C’est au début des années 1980 que ces derniers ont commencé à arriver en France. Aujourd’hui, ils sont une des premières nationalités à solliciter l’asile et à se voir reconnaître le statut de réfugiés.
En 2008, 15 % des 11 441 nouveaux réfugiés étaient sri-lankais. Les Tamouls sri-lankais constituent même depuis deux ans la première population réfugiée en France, avec 18 102 personnes. S’y ajoutent tous ceux qui sont devenus des citoyens français, et leurs enfants qui le sont aussi.
La communauté fortement structurée autour de commerces, de médias, d’associations, et de services joue un rôle très important dans l’installation et la vie quotidienne des Tamouls. En témoigne l’espace central qu’est devenu le quartier de La Chapelle à Paris, à la frontière du 10e et 18e arrondissements, nommé « Petite Jaffna » en référence au nom de la capitale de leur région au Sri Lanka. S’y entremêlent boutiques, associations culturelles, temples hindous et écoles proposant des activités extrascolaires (soutien, cours de tamoul, de danse, de musique).
ASCENSION PAR L’ÉDUCATION
La première génération, maîtrisant peu la langue française, travaille principalement dans le secteur du nettoyage et de la restauration. « Mal intégrée, elle est dépendante de tous ces circuits d’entraide », relève Eric Meyer, professeur et vice-président de l’Institut des Langues’O. Leurs enfants, eux, sont bien intégrés, et réussissent souvent brillamment à l’école. Il n’est pas rare de voir des jeunes d’origine tamoule réussir des études d’ingénierie, de droit ou de médecine, quand leurs parents sont femmes de ménage et plongeurs dans un restaurant.
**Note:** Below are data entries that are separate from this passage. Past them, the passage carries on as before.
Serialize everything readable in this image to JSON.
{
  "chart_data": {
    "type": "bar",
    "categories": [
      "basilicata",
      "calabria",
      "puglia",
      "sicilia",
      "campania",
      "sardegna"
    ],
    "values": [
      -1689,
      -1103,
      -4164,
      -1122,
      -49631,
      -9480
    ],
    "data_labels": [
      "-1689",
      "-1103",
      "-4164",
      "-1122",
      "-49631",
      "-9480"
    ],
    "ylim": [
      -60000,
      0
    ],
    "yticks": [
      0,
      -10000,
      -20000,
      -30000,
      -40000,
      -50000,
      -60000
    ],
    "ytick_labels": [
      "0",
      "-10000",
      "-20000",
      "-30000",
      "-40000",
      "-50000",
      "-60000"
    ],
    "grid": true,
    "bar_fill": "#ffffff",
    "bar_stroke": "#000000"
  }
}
« Chez les Tamouls, l’ascension sociale se fait par l’éducation. Il ne faut pas oublier qu’au Sri Lanka, pays à 92 % alphabétisé, l’éducation occupe une place centrale », explique Eric Meyer. Dans le même temps, souligne Gaëlle Dequirez, une doctorante travaillant sur la mobilisation politique des Tamouls, « les écoles tamoules répondent à une volonté des parents d’encadrer les activités extrascolaires de leurs enfants, qui doivent dans la mesure du possible ne pas trop subir de »mauvaises« influences », ne pas trop s’éloigner de la culture traditionnelle. Cela ne se passe pas toutefois sans tension entre les deux générations.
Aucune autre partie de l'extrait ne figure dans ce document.